И вот носившемуся с такими мыслями Робинэ доложили о приезде Фернана.
Весть о смерти Матье ввергла Фернана в глубокое смятение. Он никогда не желал зла мужу Жильберты. Ратуя за войну, он даже в глубине души не затаил мысли об этом честном человеке, по долгу совести покинувшем страну. Великий переворот смел с лица земли многих более значительных людей, но в этой смерти, казалось ему, он, Фернан, чем-то повинен.
Увидев Фернана, мосье Робинэ не скрыл своего гнева. Этакий глупец. Этакий дурень, подламывающий сук, на котором сидит он сам и его друзья. Он внес законопроект о конфискации эмигрантских имений. Он вверг Францию в братоубийственную войну, стоившую жизни Матье.
– Теперь вы видите, что натворила ваша философия, мосье, – встретил его Робинэ. – Сначала вы болтаете о природе и о мире, о равенстве и братстве, а потом развязываете гражданскую войну. Бедный Матье! Но он, по крайней мере, знал, где его место.
Фернан был изумлен, что этот старик, эта ходячая рассудительность, так сильно взволнован и не скрывает своих чувств.
– Ваше горе извиняет вас, мосье, – сказал он. – Я воздерживаюсь от возражений, дабы не углублять вашего гнева. Я желал лишь выразить вам и Жильберте свое участие, свое искреннее соболезнование.
– Оно не воскресит Курселя, – издевался Робинэ.
На пороге стояла Жильберта. Черное платье подчеркивало ее бледность; такой бледной Фернан никогда ее не видел. Она стояла в дверях и смотрела на него. Слова не шли с ее губ. И Фернан не мог рта раскрыть. Опять это была совершенно новая Жильберта и в то же время прежняя.
Возвращаясь к жизни после оглушившего ее удара, она странным образом прозрела.
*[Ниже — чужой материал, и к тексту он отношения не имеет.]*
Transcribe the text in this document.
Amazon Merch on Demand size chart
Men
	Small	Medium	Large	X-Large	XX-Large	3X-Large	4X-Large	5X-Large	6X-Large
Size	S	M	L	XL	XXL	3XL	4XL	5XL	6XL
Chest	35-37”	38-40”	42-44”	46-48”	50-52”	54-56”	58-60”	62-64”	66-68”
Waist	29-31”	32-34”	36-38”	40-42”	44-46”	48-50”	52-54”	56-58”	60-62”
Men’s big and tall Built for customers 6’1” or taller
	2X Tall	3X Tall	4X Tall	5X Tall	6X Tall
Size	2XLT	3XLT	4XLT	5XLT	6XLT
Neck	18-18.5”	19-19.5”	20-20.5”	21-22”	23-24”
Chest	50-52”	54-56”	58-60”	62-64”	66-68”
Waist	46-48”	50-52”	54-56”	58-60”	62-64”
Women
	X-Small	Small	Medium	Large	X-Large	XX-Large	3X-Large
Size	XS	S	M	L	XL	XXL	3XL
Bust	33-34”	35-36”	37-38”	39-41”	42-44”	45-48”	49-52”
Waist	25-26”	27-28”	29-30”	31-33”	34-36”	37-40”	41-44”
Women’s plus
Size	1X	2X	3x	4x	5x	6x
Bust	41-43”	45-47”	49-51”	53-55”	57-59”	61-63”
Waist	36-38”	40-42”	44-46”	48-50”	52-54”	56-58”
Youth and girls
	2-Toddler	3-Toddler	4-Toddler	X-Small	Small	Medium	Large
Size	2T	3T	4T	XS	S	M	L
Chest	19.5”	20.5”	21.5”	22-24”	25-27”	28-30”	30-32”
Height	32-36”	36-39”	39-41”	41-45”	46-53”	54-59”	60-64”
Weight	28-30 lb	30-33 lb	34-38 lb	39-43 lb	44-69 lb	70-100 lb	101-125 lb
Хотя Жильберта и возражала дедушке, когда тот говорил о неизбежной конечной победе монархии, в глубине души она никогда по-настоящему не верила в прочность Республики. Она унаследовала от матери отношение к сильным мира сего, к привилегированным, к представителям власти как к чему-то незыблемому, как к своего рода судьбе. Они на столетия останутся на земле, как вековые утесы. Жильберте казалось немыслимым, чтобы этот юродивый старик Жан-Жак и ее чудесный, но все же немножко свихнувшийся Фернан могли надолго свергнуть тысячелетнюю державу. В философии Фернана она видела только его конек, на котором он скачет, упрямый мечтатель, на котором он доскакал до лесов Америки, до трибун парижских мятежников. Но допустить мысль, что эта деревянная игрушка оживет и будет жить, нет, вздор это! – думала она. В сокровеннейшей глубине души она не верила, что ее дитя так и вырастет рядовой гражданкой, а не графиней Курсель, после всех тех жертв, которые она, Жильберта, принесла в борьбе за привилегии.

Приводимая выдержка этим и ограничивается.